Penyetoran uang miliaran rupiah tersebut diharapkan KPK bisa membantu memulihkan kerugian keuangan negara akibat tindak pidana korupsi Edhy Prabowo dkk. KPK akan terus membantu mengoptimalkan pemulihan kerugian keuangan negara lewat perampasan aset para koruptor.
“KPK terus mengedepankan pemidanaan perampasan hasil korupsi sebagai bagian efek jera dan kemudian dilakukan penyetoran hasil rampasan perkara tindak pidana korupsi maupun TPPU yang ditangani KPK dimaksud ke kas negara,” ujar Ali Fikri.
Hakim MA memutuskan menjatuhkan hukuman lima tahun penjara terhadap Edhy Prabowo. Hukuman tersebut diketahui lebih rendah empat tahun dari putusan sebelumnya di tingkat banding. Di mana sebelumnya, Edhy Prabowo divonis sembilan tahun penjara oleh Hakim Pengadilan Tinggi DKI Jakarta.
MA juga menjatuhkan pidana denda sebesar Rp400 juta kepada Edhy Prabowo. Dengan ketentuan, apabila denda tersebut tidak dibayar, maka akan diganti dengan pidana kurungan selama enam bulan.
Tak hanya itu, Edhy Prabowo juga diwajibkan untuk membayar uang pengganti sejumlah Rp9,6 miliar dan 77.000 dolar AS dengan memperhitungkan pengembalian uang yang telah dibayar.
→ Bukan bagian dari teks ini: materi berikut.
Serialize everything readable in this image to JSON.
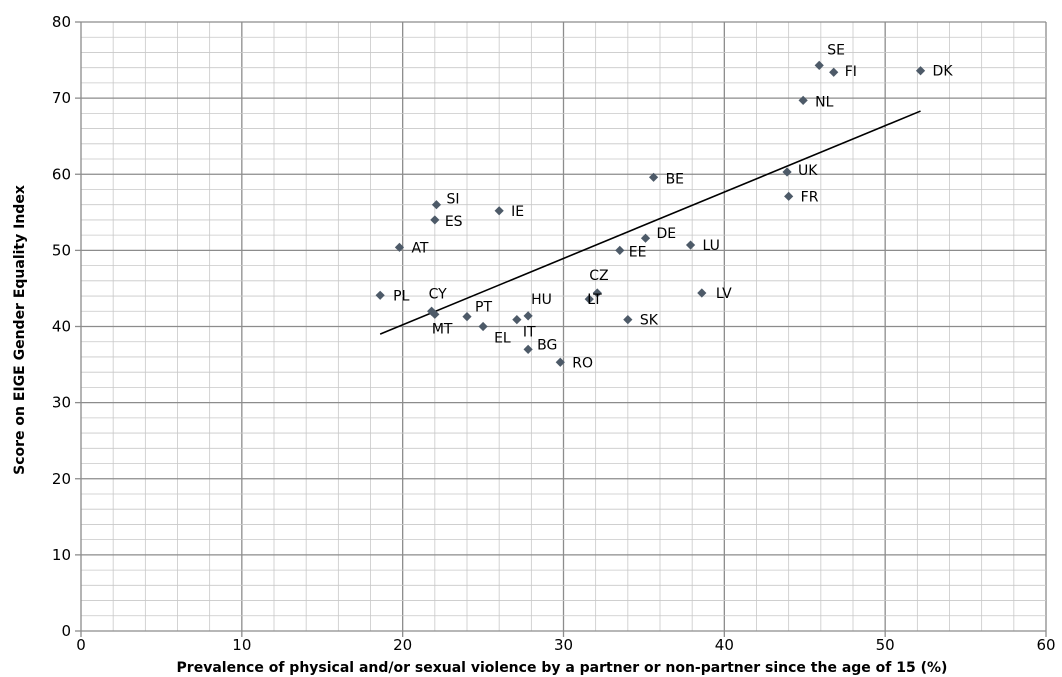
{
  "chart_data": {
    "type": "scatter",
    "xlabel": "Prevalence of physical and/or sexual violence by a partner or non-partner since the age of 15 (%)",
    "ylabel": "Score on EIGE Gender Equality Index",
    "xlim": [
      0,
      60
    ],
    "ylim": [
      0,
      80
    ],
    "x_ticks": [
      "0",
      "10",
      "20",
      "30",
      "40",
      "50",
      "60"
    ],
    "y_ticks": [
      "0",
      "10",
      "20",
      "30",
      "40",
      "50",
      "60",
      "70",
      "80"
    ],
    "grid": true,
    "marker_color": "#4d5a68",
    "points": [
      {
        "label": "SE",
        "x": 45.9,
        "y": 74.3
      },
      {
        "label": "FI",
        "x": 46.8,
        "y": 73.4
      },
      {
        "label": "DK",
        "x": 52.2,
        "y": 73.6
      },
      {
        "label": "NL",
        "x": 44.9,
        "y": 69.7
      },
      {
        "label": "UK",
        "x": 43.9,
        "y": 60.3
      },
      {
        "label": "BE",
        "x": 35.6,
        "y": 59.6
      },
      {
        "label": "FR",
        "x": 44.0,
        "y": 57.1
      },
      {
        "label": "SI",
        "x": 22.1,
        "y": 56.0
      },
      {
        "label": "ES",
        "x": 22.0,
        "y": 54.0
      },
      {
        "label": "IE",
        "x": 26.0,
        "y": 55.2
      },
      {
        "label": "AT",
        "x": 19.8,
        "y": 50.4
      },
      {
        "label": "DE",
        "x": 35.1,
        "y": 51.6
      },
      {
        "label": "LU",
        "x": 37.9,
        "y": 50.7
      },
      {
        "label": "EE",
        "x": 33.5,
        "y": 50.0
      },
      {
        "label": "PL",
        "x": 18.6,
        "y": 44.1
      },
      {
        "label": "CY",
        "x": 21.8,
        "y": 42.0
      },
      {
        "label": "MT",
        "x": 22.0,
        "y": 41.6
      },
      {
        "label": "PT",
        "x": 24.0,
        "y": 41.3
      },
      {
        "label": "EL",
        "x": 25.0,
        "y": 40.0
      },
      {
        "label": "IT",
        "x": 27.1,
        "y": 40.9
      },
      {
        "label": "HU",
        "x": 27.8,
        "y": 41.4
      },
      {
        "label": "CZ",
        "x": 32.1,
        "y": 44.4
      },
      {
        "label": "LT",
        "x": 31.6,
        "y": 43.6
      },
      {
        "label": "SK",
        "x": 34.0,
        "y": 40.9
      },
      {
        "label": "LV",
        "x": 38.6,
        "y": 44.4
      },
      {
        "label": "BG",
        "x": 27.8,
        "y": 37.0
      },
      {
        "label": "RO",
        "x": 29.8,
        "y": 35.3
      }
    ],
    "trendline": {
      "x": [
        18.6,
        52.2
      ],
      "y": [
        39.0,
        68.3
      ]
    }
  }
}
Edhy diwajibkan membayar uang pengganti tersebut dalam kurun waktu satu bulan setelah putusan berkekuatan hukum tetap. Jika dalam kurun waktu tersebut Edhy tidak membayar uang pengganti, maka harta bendanya akan disita dan dilelang oleh KPK.
Jika setelah dilelang harta bendanya tidak mencukupi untuk membayar uang pengganti, maka akan diganti dengan pidana penjara selama tiga tahun.
Hakim Mahkamah Agung juga menjatuhkan pidana tambahan terhadap Edhy Prabowo berupa pencabutan hak untuk dipilih dalam jabatan publik selama dua tahun. Edhy dicabut hak politiknya selama dua tahun terhitung sejak selesai menjalani pidana pokok.
Sebagaimana sebelumnya diketahui, Edhy Prabowo dinyatakan terbukti bersalah di tingkat kasasi oleh Hakim Mahkamah Agung (MA). Edhy terbukti bersalah melakukan tindak pidana suap terkait pengurusan izin ekspor benih bening (benur) lobster di Kementerian Kelautan dan Perikanan.
Edhy Prabowo menerima suap sejumlah 77.000 dolar AS atau setara Rp1,1 miliar dari Suharjito. Uang suap Rp1,1 miliar dari Suharjito itu diterima Edhy melalui Sekretaris Pribadinya, Amiril Mukminin dan staf khusus nya, Safri.
Kemudian, Edhy juga diduga menerima uang sejumlah Rp24,6 miliar dari Suharjito dan eksportir lainnya. Uang itu diterima melalui berbagai perantaraan yakni, Amiril Mukminin; Staf Pribadi lis Rosita Dewi, Ainul Faqih; Stafsus Edhy Prabowo, Andreau Misanta Pribadi; serta Pemilik PT Aero Citra Kargo (ACK), Siswadhi Pranoto Loe.
Sehingga, nilai total keseluruhan uang suap yang diterima Edhy Prabowo dari sejumlah eksportir melalui perantaraan berkisar Rp25,7 miliar.